Top civil rights leaders have taken note of this and are suing the California Air Resources Board—the very institution the Walz administration wants to put in charge of setting fuel standards for Minnesota—for climate policies they say disproportionately harm low-income residents, particularly Latinos and African Americans.

“California politicians are using anti-racist and environmentalist words to hide the regressive impact of their climate policies on the poor and people of color,” said John Gamboa, the co-founder of The Two Hundred, a coalition to prominent civil rights leaders leading the legal charge against CARB.

George Lefcoe, a professor of law at the University of Southern California, said the lawsuits challenging CARB’s transportation policies are particularly powerful. “Automobiles are the survival mechanism for low-income people,” Lefcoe noted.
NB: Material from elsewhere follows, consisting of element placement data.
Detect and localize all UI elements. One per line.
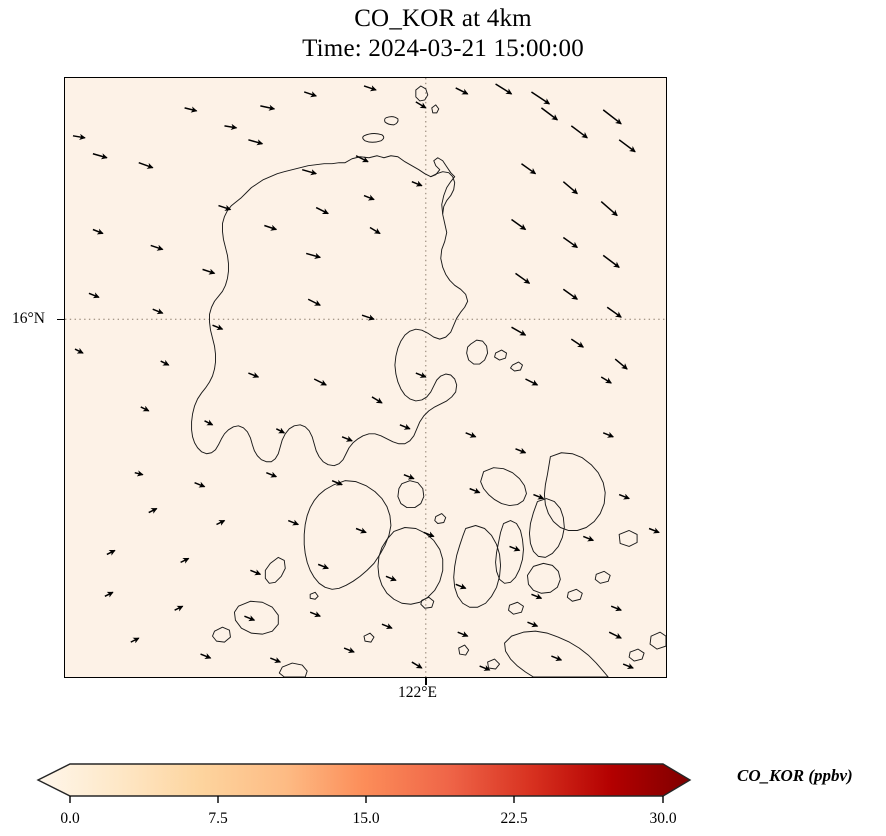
coastline-islet-east-1 [619,530,637,546]
coastline-islet-sw-1 [213,627,231,642]
longitude-axis-label: 122°E [398,684,437,702]
colorbar-tick-labels: 0.0 7.5 15.0 22.5 30.0 [0,810,886,834]
map-gridlines [65,78,666,677]
colorbar-tick-label: 30.0 [649,810,676,828]
colorbar-tick-label: 0.0 [60,810,79,828]
coastline-polillo-islet-a [495,350,507,360]
coastline-polillo [467,340,488,364]
colorbar-tick-label: 7.5 [208,810,227,828]
coastline-bohol [527,563,560,593]
coastline-panay [378,527,443,604]
colorbar-gradient-bar [38,764,690,796]
coastlines [192,86,666,677]
coastline-islet-small-c [459,645,469,655]
coastline-masbate [481,468,527,506]
coastline-samar [544,453,605,531]
map-plot-area [64,77,667,678]
coastline-islet-mid-4 [567,589,582,601]
colorbar-tick-label: 15.0 [352,810,379,828]
latitude-tick-16N [57,319,64,320]
coastline-islet-mid-2 [421,597,434,608]
latitude-axis-label: 16°N [12,310,45,328]
coastline-islet-mid-5 [595,571,610,583]
map-canvas [65,78,666,677]
coastline-busuanga [234,601,278,634]
coastline-polillo-islet-b [511,362,523,371]
colorbar-tick-label: 22.5 [500,810,527,828]
coastline-islet-north-4 [432,105,439,113]
title-line-time: Time: 2024-03-21 15:00:00 [0,34,886,64]
coastline-islet-small-a [310,592,318,599]
figure-title: CO_KOR at 4km Time: 2024-03-21 15:00:00 [0,4,886,64]
coastline-marinduque [398,481,424,508]
coastline-calamian [265,557,285,583]
coastline-leyte [529,499,564,558]
colorbar-tick-marks [70,796,663,803]
coastline-islet-small-b [364,633,374,642]
coastline-islet-sw-2 [279,663,307,677]
coastline-islet-north-2 [385,117,398,125]
coastline-luzon-northeast-cape [431,172,455,214]
coastline-mindoro [304,481,391,590]
coastline-islet-small-d [488,659,500,669]
coastline-islet-east-3 [629,649,644,661]
colorbar: 0.0 7.5 15.0 22.5 30.0 [0,752,886,836]
coastline-islet-east-2 [650,632,666,649]
colorbar-title: CO_KOR (ppbv) [737,766,853,786]
coastline-islet-mid-1 [435,514,446,524]
coastline-luzon [192,156,468,466]
coastline-islet-north-1 [363,134,384,143]
coastline-mindanao [505,631,609,677]
title-line-variable: CO_KOR at 4km [0,4,886,34]
coastline-negros [454,526,501,608]
wind-quiver-field [73,84,659,670]
coastline-islet-mid-3 [509,602,524,614]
“If you try to increase the cost of automobiles, you hurt low-income people.”

If low-income communities will be harmed, who will benefit?
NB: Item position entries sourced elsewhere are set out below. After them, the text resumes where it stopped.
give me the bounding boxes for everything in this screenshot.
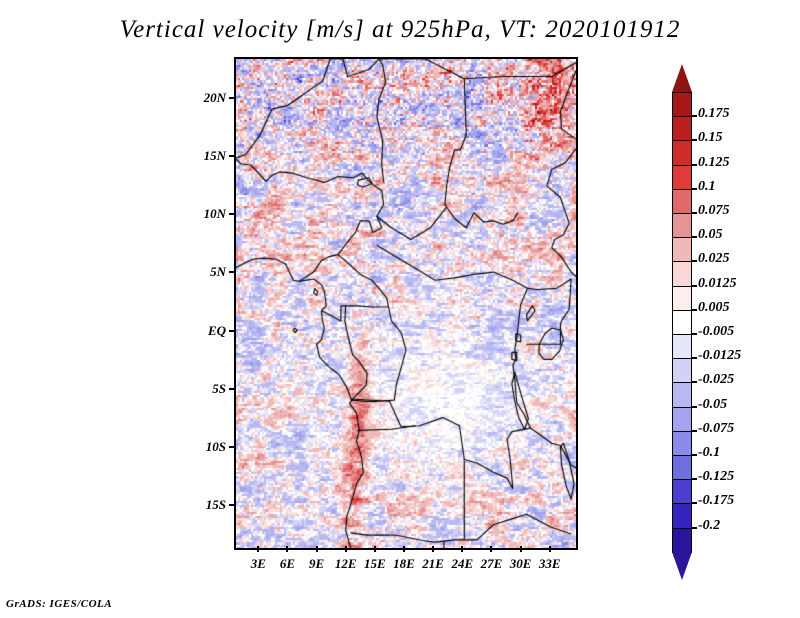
colorbar-swatch[interactable] <box>672 237 692 263</box>
y-axis-tick-mark <box>229 155 235 157</box>
y-axis-tick-label: 5S <box>192 381 226 397</box>
x-axis-tick-mark <box>432 546 434 552</box>
colorbar-tick-mark <box>692 115 697 117</box>
colorbar-tick-mark <box>692 236 697 238</box>
page-title: Vertical velocity [m/s] at 925hPa, VT: 2… <box>0 16 800 44</box>
colorbar-swatch[interactable] <box>672 189 692 215</box>
y-axis-tick-mark <box>229 213 235 215</box>
colorbar-swatch[interactable] <box>672 92 692 118</box>
x-axis-tick-mark <box>490 546 492 552</box>
colorbar-swatch[interactable] <box>672 455 692 481</box>
colorbar-tick-mark <box>692 430 697 432</box>
colorbar-tick-mark <box>692 164 697 166</box>
colorbar-tick-label: -0.075 <box>698 421 734 437</box>
colorbar-tick-mark <box>692 357 697 359</box>
y-axis-tick-label: 15S <box>192 497 226 513</box>
x-axis-tick-label: 33E <box>532 556 568 572</box>
y-axis-tick-label: 20N <box>192 90 226 106</box>
colorbar-swatch[interactable] <box>672 503 692 529</box>
map-plot-area[interactable] <box>234 57 578 550</box>
x-axis-tick-mark <box>403 546 405 552</box>
colorbar-tick-label: 0.15 <box>698 130 723 146</box>
y-axis-tick-mark <box>229 388 235 390</box>
colorbar-swatch[interactable] <box>672 334 692 360</box>
colorbar-tick-label: -0.1 <box>698 445 720 461</box>
colorbar-tick-label: 0.05 <box>698 227 723 243</box>
colorbar-tick-label: -0.05 <box>698 397 727 413</box>
colorbar-tick-label: -0.175 <box>698 493 734 509</box>
y-axis-tick-mark <box>229 330 235 332</box>
x-axis-tick-mark <box>286 546 288 552</box>
x-axis-tick-mark <box>374 546 376 552</box>
colorbar-swatch[interactable] <box>672 528 692 554</box>
colorbar-swatch[interactable] <box>672 286 692 312</box>
y-axis-tick-label: 10S <box>192 439 226 455</box>
colorbar-tick-mark <box>692 381 697 383</box>
y-axis-tick-label: 15N <box>192 148 226 164</box>
y-axis-tick-mark <box>229 97 235 99</box>
colorbar-swatch[interactable] <box>672 310 692 336</box>
colorbar-tick-mark <box>692 212 697 214</box>
colorbar-tick-label: 0.005 <box>698 300 730 316</box>
grads-attribution: GrADS: IGES/COLA <box>6 598 112 610</box>
x-axis-tick-mark <box>345 546 347 552</box>
colorbar-swatch[interactable] <box>672 116 692 142</box>
colorbar-tick-label: 0.075 <box>698 203 730 219</box>
colorbar-over-arrow <box>672 64 692 92</box>
colorbar-swatch[interactable] <box>672 165 692 191</box>
x-axis-tick-mark <box>520 546 522 552</box>
colorbar-tick-mark <box>692 478 697 480</box>
colorbar-tick-label: 0.175 <box>698 106 730 122</box>
colorbar-tick-label: 0.1 <box>698 179 716 195</box>
colorbar-tick-label: 0.025 <box>698 251 730 267</box>
colorbar-tick-mark <box>692 333 697 335</box>
y-axis-tick-mark <box>229 504 235 506</box>
colorbar-swatch[interactable] <box>672 407 692 433</box>
colorbar-swatch[interactable] <box>672 382 692 408</box>
y-axis-tick-label: 10N <box>192 206 226 222</box>
colorbar-tick-mark <box>692 260 697 262</box>
colorbar-legend[interactable]: 0.1750.150.1250.10.0750.050.0250.01250.0… <box>670 62 800 554</box>
colorbar-tick-mark <box>692 454 697 456</box>
y-axis-tick-mark <box>229 446 235 448</box>
colorbar-swatch[interactable] <box>672 479 692 505</box>
colorbar-tick-mark <box>692 406 697 408</box>
colorbar-under-arrow <box>672 552 692 580</box>
colorbar-tick-label: 0.0125 <box>698 276 737 292</box>
colorbar-tick-label: -0.2 <box>698 518 720 534</box>
x-axis-tick-mark <box>549 546 551 552</box>
colorbar-tick-mark <box>692 285 697 287</box>
colorbar-tick-label: -0.0125 <box>698 348 741 364</box>
colorbar-tick-label: -0.025 <box>698 372 734 388</box>
y-axis-tick-label: 5N <box>192 264 226 280</box>
x-axis-tick-mark <box>257 546 259 552</box>
colorbar-tick-mark <box>692 527 697 529</box>
x-axis-tick-mark <box>461 546 463 552</box>
colorbar-swatch[interactable] <box>672 213 692 239</box>
colorbar-swatch[interactable] <box>672 140 692 166</box>
y-axis-tick-label: EQ <box>192 323 226 339</box>
colorbar-swatch[interactable] <box>672 261 692 287</box>
colorbar-swatch[interactable] <box>672 431 692 457</box>
colorbar-tick-mark <box>692 139 697 141</box>
coastline-border-overlay <box>236 59 576 548</box>
colorbar-tick-mark <box>692 502 697 504</box>
colorbar-tick-mark <box>692 188 697 190</box>
colorbar-tick-label: 0.125 <box>698 155 730 171</box>
x-axis-tick-mark <box>316 546 318 552</box>
colorbar-tick-label: -0.125 <box>698 469 734 485</box>
colorbar-tick-mark <box>692 309 697 311</box>
colorbar-swatch[interactable] <box>672 358 692 384</box>
colorbar-tick-label: -0.005 <box>698 324 734 340</box>
y-axis-tick-mark <box>229 271 235 273</box>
Research from Morgan State University suggests white, wealthy liberals. EV owners are predominantly white males who are more educated, affluent, older, and more environmentally focused than owners of traditional cars. Electric vehicles are more popular among Democrats and least popular among those not interested in politics.

While Governor Walz’s proposed rules may improve his standing with urban elites in St. Paul, they will do little to improve the environment.

No Measurable Benefits to the Environment

Governor Walz has crowed that these new regulations are a win for air quality and the climate, but the data show these regulations will have little impact on either of these metrics. One reason the Governor’s plan will do little to improve air quality in Minnesota is the fact that Minnesota’s cars are already clean.

Traditional Air Products

According to the U.S. EPA, advances in technology like more-efficient engines, catalytic converters, and cleaner fuels have caused tailpipe emissions from cars to fall by 98 to 99 percent compared to the 1960s.

Our already-clean car have contributed to the fact that Minnesota has some of the cleanest air in the world. In fact, MPCA data show our air already meets the most stringent state and federal standards for air quality, which are designed to protect even vulnerable populations like children and the elderly. Pollution from sulfur dioxide, carbon monoxide, and nitrogen dioxide are especially low.

While detecting the impact these regulations would have on traditional pollutions would be difficult, it would be impossible to measure their impact on future global temperatures

Spending Billions, Averting 0.000052 Degrees Celsius by 2100

It’s curious the Governor stated these rules would “make sure there is still ice on the lakes in January,” and yet no one from his administration has produced
an estimate of how much future global warming these rules would actually avert. We see this as a flaw.

According to a press release by the Walz administration, the California car regulations would reduce annual CO2 emissions by 2 million tons per year. To the average person this may seem like a lot, but it is only about 1.3 percent of total state emissions as of 2016, according to the MPCA’s website. These reductions would reduce future global temperatures by 0.000052 degrees Celsius by 2100,
an amount so small it is impossible to measure.

Conclusion

Walz ran on a “One Minnesota” platform, not a pledge to make Minnesota “One with California.”

If he wants to require auto dealers to put electric vehicles on their lots, why doesn’t he drive one? Maybe the Governor should be required to drive an electric car for both personal and state business during the duration of the rulemaking process. Such hands-on experience would be incredibly valuable to inform the rulemaking procedure.